Starting today, and continuing over the next two years, Netpol is asking campaigners around England and Wales to help document, analyse and share the impact of the new Police Crime Sentencing and Courts Act on our freedom to protest.

Netpol wants to identify how the new legislation is used by different police forces and emerging patterns of non-compliance with their human rights obligations.

In the course of considering the new legislation in 2021, Parliament’s Joint Committee on Human Rights discovered the police were unaware of how often they used the powers they already had to restrict demonstrations.

Our benchmark is not the police powers that existed up to 2021 – these are already too open to disproportionate misuse – but the Charter for Freedom of Assembly Rights.
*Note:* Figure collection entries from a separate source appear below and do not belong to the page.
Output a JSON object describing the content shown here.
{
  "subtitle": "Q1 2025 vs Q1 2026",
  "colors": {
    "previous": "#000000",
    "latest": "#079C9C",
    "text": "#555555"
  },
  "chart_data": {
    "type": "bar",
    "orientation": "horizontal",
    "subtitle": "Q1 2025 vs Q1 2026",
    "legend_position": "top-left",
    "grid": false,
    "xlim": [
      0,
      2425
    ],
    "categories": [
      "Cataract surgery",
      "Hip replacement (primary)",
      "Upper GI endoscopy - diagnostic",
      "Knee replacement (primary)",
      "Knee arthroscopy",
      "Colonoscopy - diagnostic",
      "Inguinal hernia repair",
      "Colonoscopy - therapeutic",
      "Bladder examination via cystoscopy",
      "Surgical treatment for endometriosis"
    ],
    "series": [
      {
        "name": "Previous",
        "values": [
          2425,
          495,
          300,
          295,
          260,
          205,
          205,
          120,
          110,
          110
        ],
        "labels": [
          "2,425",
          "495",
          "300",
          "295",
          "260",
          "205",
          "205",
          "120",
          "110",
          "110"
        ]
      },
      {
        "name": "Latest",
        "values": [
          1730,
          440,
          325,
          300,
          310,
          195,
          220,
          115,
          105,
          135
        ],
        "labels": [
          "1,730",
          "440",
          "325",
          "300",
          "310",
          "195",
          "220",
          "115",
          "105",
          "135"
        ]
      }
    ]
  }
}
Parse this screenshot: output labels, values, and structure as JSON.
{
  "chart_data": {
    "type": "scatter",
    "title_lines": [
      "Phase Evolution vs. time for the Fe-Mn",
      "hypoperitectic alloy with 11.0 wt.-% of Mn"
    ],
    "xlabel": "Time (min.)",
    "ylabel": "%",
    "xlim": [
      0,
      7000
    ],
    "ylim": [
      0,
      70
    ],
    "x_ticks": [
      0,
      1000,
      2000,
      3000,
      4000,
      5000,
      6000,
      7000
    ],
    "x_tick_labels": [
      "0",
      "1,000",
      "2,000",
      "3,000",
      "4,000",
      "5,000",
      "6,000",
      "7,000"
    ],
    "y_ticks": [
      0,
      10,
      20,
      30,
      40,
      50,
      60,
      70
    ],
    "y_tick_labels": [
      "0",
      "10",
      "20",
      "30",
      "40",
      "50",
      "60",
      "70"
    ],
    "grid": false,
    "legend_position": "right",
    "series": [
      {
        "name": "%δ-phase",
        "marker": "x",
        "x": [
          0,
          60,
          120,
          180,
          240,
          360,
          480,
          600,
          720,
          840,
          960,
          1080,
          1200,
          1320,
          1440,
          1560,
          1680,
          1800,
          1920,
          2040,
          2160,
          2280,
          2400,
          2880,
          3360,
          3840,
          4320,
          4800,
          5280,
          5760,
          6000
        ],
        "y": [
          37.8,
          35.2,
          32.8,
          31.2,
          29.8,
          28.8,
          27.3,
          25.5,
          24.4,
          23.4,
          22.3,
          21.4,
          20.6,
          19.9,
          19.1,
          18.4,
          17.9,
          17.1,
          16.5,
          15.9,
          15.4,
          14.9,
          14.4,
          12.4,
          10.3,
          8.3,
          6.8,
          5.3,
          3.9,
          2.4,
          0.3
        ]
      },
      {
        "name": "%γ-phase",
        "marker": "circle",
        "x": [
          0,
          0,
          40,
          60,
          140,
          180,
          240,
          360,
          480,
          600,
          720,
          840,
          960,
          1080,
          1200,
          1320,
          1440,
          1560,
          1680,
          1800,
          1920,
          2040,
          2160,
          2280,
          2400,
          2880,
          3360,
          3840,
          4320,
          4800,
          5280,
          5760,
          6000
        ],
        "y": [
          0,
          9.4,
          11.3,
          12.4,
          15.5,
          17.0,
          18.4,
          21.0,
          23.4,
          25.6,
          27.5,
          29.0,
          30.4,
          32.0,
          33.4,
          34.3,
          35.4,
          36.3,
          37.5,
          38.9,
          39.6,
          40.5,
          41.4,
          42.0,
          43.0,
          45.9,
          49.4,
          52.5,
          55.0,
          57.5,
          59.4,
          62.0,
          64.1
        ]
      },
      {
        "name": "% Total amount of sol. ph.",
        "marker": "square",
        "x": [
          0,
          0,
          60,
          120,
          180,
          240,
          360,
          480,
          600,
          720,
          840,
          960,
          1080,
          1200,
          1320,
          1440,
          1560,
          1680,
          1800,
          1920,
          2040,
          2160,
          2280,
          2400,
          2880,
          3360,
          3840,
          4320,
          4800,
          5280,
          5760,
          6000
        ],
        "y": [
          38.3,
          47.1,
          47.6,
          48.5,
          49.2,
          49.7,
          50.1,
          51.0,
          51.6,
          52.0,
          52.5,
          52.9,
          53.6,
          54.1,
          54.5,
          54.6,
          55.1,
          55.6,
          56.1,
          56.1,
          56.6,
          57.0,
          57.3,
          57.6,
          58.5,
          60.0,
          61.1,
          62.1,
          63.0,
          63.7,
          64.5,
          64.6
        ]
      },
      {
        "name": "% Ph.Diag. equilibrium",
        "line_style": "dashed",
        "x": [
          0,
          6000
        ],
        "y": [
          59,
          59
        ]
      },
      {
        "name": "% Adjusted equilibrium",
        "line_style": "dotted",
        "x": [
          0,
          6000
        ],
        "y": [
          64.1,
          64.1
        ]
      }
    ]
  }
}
The key questions we are seeking answers to include:

  • Are the police now imposing conditions and restrictions on protests more often and what justifications are they using?
  • How often are the police imposing conditions and restrictions on protests specifically because of an alleged risk that noise will cause ‘serious disruption’?
  • How often are the police now using powers to make arrests for breaching conditions imposed on a protest, particularly because a demonstrator “ought to have known” that restrictions were in place?
  • How often are the police now using powers to make arrests for wilful obstruction of the highway or “intentionally or recklessly causing a public nuisance” and how often are campaigners charged and convicted?
  • Are people discouraged from taking part in protests or actions by tougher restrictions?
  • Have new powers led to an increase in police surveillance and what form does this take?

We need you to let us know when these new powers are used and who is most targeted by them.

This includes personal stories from campaigners but also data on restrictions and arrests if you are, for example, organising a series of protests (as Just Stop Oil have done), or a demonstration (like the DSEi arms fair protests in London) over the course of a week.

We also welcome contributions from individual campaigners who have been discouraged from organising or taking part in protests because of strict conditions imposed upon them.

Campaigns that use direct action and civil disobedience tactics already know from government ministers that they are in the frame. But we are equally keen to track the treatment by police of grassroots unions like UVW and IWGB and protests by tenants’ rights groups like Acorn and the London Renters’ Union.